The third was that, if you put wooden coat hangers in a bag the wrong way, they will chuckle softly at your faith in double-bagging, and rip straight through one of the handles.
The fourth lesson was that, although the Penney’s was the only place I actually knew how to get to, it wasn’t necessarily the most intelligent one to visit first.  I learned this by having to carry a duvet, two pillows, the associated coverings, a fitted sheet, three tea towels, two bath towels and ten wooden coathangers around the city while I searched futilely for an electrical appliances store.

It was about this time, on my third lap up and down the street, peering into adjacent streets and trying to pick out the local who looked most sympathetic and most likely to know where I could buy international powerpoint adapters, when I realised I had not yet eaten lunch, and my mood might improve significantly if I did so.
 The place I found for lunch was a café named “Insomnia”, and I think it may be one of my favourite places ever.  All the coffees come with double coffee shots unless you specifically ask for single.  This is the cup of tea I ordered.

Image

I’m not sure if you can tell the size of this thing from this angle (obviously I don’t Instagram enough), but this is a tea mug roughly twice the size of a standard Australian mug.
It was my first real cup of tea in two days.
I asked the woman behind the counter about the electronics store, and her response was “Here are some adapters.  We have a better range upstairs.”
Adapters, yes, but no Ethernet cable.  I was directed to another department store around the corner for that.

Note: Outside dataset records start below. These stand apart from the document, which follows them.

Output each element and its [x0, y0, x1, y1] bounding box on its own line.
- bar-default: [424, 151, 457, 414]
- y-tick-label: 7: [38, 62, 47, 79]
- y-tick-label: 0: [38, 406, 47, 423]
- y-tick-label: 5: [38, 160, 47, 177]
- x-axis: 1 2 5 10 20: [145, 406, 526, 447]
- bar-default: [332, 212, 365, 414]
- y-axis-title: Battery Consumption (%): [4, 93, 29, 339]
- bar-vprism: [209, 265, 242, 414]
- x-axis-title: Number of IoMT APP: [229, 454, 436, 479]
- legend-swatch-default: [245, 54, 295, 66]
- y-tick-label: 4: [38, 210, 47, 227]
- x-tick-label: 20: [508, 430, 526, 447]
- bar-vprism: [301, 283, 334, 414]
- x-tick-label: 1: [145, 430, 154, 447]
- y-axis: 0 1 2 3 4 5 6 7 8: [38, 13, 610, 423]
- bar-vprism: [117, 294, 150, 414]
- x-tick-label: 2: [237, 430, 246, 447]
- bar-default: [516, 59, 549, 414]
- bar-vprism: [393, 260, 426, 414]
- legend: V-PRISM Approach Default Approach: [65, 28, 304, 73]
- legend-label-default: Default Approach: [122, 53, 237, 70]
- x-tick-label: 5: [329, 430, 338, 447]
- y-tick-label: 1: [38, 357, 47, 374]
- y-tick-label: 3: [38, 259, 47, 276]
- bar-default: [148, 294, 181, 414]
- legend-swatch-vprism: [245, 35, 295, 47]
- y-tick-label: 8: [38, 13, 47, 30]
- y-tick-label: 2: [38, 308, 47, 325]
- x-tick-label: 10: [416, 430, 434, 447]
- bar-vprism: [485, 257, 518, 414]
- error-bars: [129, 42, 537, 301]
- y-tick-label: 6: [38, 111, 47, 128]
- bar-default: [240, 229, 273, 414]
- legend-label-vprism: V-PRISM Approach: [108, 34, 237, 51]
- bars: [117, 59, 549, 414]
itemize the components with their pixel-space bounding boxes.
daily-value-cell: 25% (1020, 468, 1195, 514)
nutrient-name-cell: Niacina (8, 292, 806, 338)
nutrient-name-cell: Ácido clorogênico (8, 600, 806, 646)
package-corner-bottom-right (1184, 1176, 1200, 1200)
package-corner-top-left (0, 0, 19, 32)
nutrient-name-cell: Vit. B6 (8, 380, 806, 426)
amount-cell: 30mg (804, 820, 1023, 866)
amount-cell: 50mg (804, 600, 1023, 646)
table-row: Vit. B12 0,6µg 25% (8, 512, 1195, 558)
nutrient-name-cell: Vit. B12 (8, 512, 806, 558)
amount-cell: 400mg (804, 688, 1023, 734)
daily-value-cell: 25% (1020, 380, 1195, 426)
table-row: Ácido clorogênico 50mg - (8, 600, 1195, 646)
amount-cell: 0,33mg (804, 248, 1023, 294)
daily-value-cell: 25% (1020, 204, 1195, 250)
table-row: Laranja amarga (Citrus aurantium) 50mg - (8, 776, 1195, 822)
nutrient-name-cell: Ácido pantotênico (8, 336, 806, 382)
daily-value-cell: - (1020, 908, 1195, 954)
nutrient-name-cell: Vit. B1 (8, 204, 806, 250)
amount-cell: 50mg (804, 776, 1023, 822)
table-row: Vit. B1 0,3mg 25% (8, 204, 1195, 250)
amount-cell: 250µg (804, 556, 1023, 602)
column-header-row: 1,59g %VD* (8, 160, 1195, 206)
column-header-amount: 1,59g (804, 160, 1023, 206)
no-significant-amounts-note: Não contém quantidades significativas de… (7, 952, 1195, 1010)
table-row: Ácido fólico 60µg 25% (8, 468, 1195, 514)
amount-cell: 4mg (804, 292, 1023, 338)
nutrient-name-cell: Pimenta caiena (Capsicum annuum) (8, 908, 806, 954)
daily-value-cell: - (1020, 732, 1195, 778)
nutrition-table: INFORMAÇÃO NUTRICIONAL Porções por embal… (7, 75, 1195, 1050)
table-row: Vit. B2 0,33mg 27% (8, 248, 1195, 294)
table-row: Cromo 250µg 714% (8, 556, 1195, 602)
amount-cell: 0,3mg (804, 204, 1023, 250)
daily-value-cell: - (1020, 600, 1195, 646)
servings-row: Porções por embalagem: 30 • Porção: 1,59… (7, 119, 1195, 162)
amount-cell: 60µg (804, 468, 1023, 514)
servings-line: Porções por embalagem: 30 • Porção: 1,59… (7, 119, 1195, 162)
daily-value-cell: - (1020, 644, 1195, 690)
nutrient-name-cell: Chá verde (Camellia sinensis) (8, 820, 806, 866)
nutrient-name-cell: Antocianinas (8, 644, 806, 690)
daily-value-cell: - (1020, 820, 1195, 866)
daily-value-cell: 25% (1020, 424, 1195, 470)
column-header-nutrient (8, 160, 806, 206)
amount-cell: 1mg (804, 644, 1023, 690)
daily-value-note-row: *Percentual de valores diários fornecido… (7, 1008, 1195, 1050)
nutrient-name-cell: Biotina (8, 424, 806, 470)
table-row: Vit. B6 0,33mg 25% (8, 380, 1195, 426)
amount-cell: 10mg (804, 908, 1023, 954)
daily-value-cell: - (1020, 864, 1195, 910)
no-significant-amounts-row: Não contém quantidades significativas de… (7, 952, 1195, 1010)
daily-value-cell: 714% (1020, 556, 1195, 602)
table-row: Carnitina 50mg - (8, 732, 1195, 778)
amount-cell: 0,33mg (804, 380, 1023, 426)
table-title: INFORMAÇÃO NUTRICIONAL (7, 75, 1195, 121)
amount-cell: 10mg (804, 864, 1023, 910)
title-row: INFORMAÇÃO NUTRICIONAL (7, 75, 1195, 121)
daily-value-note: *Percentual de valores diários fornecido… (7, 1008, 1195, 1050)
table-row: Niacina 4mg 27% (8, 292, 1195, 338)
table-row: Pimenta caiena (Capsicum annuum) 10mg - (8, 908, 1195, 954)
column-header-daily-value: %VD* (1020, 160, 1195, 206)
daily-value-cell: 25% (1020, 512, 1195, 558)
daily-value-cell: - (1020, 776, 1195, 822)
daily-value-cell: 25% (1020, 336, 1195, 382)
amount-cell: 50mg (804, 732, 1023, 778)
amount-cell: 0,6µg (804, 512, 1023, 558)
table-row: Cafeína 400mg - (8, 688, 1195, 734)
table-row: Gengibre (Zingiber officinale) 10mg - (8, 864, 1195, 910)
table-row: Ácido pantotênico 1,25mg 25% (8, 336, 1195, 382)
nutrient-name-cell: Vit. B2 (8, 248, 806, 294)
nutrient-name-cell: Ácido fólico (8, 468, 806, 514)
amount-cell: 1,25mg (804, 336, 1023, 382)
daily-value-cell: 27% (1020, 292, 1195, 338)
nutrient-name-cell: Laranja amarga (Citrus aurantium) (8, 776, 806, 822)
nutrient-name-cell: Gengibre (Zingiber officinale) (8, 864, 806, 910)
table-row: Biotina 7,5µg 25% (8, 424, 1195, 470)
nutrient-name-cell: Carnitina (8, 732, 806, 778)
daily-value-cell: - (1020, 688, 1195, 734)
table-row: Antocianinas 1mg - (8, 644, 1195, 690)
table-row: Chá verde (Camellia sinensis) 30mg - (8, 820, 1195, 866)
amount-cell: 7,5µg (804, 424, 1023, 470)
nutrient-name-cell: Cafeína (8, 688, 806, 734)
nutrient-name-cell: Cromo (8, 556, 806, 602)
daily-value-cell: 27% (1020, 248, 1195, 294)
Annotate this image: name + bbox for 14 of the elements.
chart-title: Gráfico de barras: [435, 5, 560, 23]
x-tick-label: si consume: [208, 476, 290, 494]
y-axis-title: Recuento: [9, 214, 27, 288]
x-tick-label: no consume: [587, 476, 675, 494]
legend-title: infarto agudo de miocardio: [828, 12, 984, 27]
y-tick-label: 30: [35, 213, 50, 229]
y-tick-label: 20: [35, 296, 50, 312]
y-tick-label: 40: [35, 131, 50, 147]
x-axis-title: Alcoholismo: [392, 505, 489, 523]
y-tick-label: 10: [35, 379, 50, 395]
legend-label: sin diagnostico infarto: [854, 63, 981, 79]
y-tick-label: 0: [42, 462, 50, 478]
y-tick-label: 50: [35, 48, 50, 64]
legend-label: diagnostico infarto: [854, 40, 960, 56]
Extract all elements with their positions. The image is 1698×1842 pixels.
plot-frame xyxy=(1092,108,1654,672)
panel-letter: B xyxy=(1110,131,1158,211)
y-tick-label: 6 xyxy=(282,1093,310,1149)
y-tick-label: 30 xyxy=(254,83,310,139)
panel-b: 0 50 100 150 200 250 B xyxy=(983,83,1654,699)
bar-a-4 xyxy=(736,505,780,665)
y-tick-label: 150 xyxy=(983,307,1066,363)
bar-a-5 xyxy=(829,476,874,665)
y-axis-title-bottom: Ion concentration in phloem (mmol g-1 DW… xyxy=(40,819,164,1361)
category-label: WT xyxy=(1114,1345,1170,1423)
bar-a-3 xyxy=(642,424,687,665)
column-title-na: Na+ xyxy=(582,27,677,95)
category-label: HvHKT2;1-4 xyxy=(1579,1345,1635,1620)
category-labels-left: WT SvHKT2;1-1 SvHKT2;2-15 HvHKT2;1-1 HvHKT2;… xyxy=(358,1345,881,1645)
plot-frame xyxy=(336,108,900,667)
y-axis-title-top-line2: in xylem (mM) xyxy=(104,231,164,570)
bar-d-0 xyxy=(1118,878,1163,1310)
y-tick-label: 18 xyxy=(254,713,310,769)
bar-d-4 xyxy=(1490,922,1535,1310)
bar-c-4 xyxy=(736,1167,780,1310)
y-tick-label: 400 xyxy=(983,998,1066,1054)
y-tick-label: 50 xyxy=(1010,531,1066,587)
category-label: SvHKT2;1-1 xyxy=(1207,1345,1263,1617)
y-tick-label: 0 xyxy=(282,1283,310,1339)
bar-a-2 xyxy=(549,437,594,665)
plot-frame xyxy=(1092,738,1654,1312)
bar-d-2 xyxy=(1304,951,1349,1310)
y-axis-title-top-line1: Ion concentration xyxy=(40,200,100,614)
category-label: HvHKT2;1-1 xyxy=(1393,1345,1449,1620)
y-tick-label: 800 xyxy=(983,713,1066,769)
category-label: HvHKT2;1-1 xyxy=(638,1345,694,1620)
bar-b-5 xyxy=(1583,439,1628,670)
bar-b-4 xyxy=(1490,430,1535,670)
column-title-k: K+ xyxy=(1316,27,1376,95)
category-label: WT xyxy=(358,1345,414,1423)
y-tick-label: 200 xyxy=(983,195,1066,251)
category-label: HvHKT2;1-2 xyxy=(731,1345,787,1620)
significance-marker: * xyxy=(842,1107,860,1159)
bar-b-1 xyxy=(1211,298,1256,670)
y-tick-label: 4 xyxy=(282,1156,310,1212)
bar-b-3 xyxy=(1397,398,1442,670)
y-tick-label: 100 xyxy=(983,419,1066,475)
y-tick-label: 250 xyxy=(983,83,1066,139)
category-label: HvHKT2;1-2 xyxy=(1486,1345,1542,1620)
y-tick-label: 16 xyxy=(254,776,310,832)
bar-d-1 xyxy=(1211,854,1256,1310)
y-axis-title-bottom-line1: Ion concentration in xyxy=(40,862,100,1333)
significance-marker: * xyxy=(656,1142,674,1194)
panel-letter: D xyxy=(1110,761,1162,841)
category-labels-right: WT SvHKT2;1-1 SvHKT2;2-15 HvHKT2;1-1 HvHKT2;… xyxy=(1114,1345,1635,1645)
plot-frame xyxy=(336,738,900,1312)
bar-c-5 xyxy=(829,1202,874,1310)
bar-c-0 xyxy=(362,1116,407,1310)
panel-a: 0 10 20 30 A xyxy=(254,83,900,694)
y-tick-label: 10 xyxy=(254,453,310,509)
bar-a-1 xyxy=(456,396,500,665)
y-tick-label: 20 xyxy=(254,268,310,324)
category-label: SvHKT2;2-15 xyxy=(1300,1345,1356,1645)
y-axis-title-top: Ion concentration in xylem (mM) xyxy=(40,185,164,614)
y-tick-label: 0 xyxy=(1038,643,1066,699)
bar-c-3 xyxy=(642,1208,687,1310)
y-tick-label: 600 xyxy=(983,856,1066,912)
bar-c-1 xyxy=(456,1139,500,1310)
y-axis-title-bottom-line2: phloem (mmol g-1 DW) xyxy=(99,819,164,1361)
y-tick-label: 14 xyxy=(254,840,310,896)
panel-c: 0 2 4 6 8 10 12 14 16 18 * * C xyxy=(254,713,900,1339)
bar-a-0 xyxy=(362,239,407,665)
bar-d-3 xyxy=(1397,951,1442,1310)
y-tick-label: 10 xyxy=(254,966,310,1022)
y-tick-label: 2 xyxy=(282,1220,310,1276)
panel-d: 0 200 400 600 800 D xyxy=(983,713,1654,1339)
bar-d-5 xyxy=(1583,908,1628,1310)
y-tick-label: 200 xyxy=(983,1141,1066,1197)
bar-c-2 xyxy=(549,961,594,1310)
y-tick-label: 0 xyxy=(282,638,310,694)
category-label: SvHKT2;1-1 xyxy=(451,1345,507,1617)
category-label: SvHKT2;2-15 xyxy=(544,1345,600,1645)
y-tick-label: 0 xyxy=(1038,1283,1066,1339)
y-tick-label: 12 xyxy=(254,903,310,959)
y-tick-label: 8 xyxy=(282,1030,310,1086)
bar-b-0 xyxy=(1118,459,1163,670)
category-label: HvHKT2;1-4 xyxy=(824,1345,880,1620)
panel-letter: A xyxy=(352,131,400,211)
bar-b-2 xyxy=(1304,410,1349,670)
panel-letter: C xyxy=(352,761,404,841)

 It’s possibly not been conveyed so far just how much I do not understand Dublin.  Department stores have specialties.  For instance, Penney’s was obviously a clothing department store, with an auxiliary homewares section taking up the least possible amount of space otherwise reserved for children’s clothing.  Eamon’s, the bookstore that housed ‘Insomnia’, was mostly books, but had a small electronics and stationery store above.
Also, the department store I went to did not look like a department store, because there was no outward indication that all the stores inside were connected, until you actually bother to look inside.  In the electronics section, I looked befuddled until one of the floor staff took pity on me and helped me find what I was looking for.  At the counter another staff member, obviously recognising the foreigner’s bunny-in-the-headlights I-haven’t-slept-yet, I-don’t-understand-your-money look (or maybe he just worked it out because I asked for an Australian to Irish power adapter), asked me how long I was staying for, and when I’d gotten off the plane, and said nothing while I tried to figure out whether I was holding a 1 or 2 euro coin.

 Back at my room, I find out that I can’t make the Internet work anyway because something something student registration password something.  Good.  Fine.  Good.  Right.

I tried to have a shower to calm down but I don’t even what are these showers?
The cold tap turns the water on and off, and the hot tap adjusts the temperature, but there are tabs on each one to change the amount of each?  But I can’t move the tabs anyway, and the water temperature still changes.  I AM SO CONFUSED YOU GUYS YOU HAVE JUST NO IDEA.
And the towels.  I usually much prefer huge, fluffy towels, but somehow the towel I have feels fluffy dry, but is actually sleek.  I usually hate that, but this one feels like the best thing ever.
What have I done to myself?

 Showers happened despite my obviously failing sanity, and now I smell like coconut and green tea and bergamot.  Because it’s been a long day, and I can smell like an ethnic cuisine stereotype if I want to.